"We don't wait, we act. We will not give an inch of the land of Israel to the Arabs, but for that, we must build there," the statement quoted Bennett as saying. Anti-settlement NGO Peace Now said a total of 1,739 homes were earmarked, 92 percent of which were deep inside the West Bank.
It said 1,036 were approved through a first major stage, while 703 went through a final major hurdle. Separately a new industrial park was approved for construction near Qalqilya in the West Bank, Peace Now said.
The announcement was praised by the Yesha council which represents settlers throughout the West Bank. "This decision strengthens the Israeli presence in Judea and Samaria and we are delighted," the council's head David Elhayani said in a statement, using the biblical name for the West Bank.
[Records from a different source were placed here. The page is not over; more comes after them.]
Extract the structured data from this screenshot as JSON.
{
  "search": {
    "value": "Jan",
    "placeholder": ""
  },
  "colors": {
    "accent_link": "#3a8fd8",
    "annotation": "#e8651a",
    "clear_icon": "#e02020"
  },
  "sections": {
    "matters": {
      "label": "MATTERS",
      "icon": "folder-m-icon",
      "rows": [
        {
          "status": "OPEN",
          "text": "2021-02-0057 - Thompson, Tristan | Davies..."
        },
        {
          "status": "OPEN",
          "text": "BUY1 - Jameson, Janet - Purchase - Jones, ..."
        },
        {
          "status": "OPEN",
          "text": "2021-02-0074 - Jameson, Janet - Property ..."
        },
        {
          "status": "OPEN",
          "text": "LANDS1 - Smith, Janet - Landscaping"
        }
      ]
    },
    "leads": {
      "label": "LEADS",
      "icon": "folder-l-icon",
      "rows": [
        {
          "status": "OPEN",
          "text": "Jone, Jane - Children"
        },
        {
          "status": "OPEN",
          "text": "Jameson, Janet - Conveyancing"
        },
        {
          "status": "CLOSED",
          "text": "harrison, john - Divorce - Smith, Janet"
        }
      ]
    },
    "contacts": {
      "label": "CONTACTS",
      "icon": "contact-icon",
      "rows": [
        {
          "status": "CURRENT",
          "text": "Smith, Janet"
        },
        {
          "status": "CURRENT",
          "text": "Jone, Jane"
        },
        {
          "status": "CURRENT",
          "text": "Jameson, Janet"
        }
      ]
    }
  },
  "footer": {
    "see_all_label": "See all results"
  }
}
It was the second major settlement statement in recent days, after Israeli Prime Minister Benjamin Netanyahu on Tuesday announced 3,500 new homes in the E1 corridor, a highly sensitive part of the West Bank. The international community has warned repeatedly that Jewish settlement construction in the E1 corridor, which passes from Jerusalem to Jericho, would slice the West Bank in two and compromise the contiguity of a future Palestinian state.
Israel is due to hold a general election on March 2 in which Bennett's far-right Yemina coalition and Netanyahu's rightwing Likud vie for the support of Israel's more than 600,000 settlers. "In the battle over the settler right-wing vote, Bennett and Netanyahu are dragging Israel to invest in thousands of harmful and unnecessary settlement units," Peace Now said in a statement.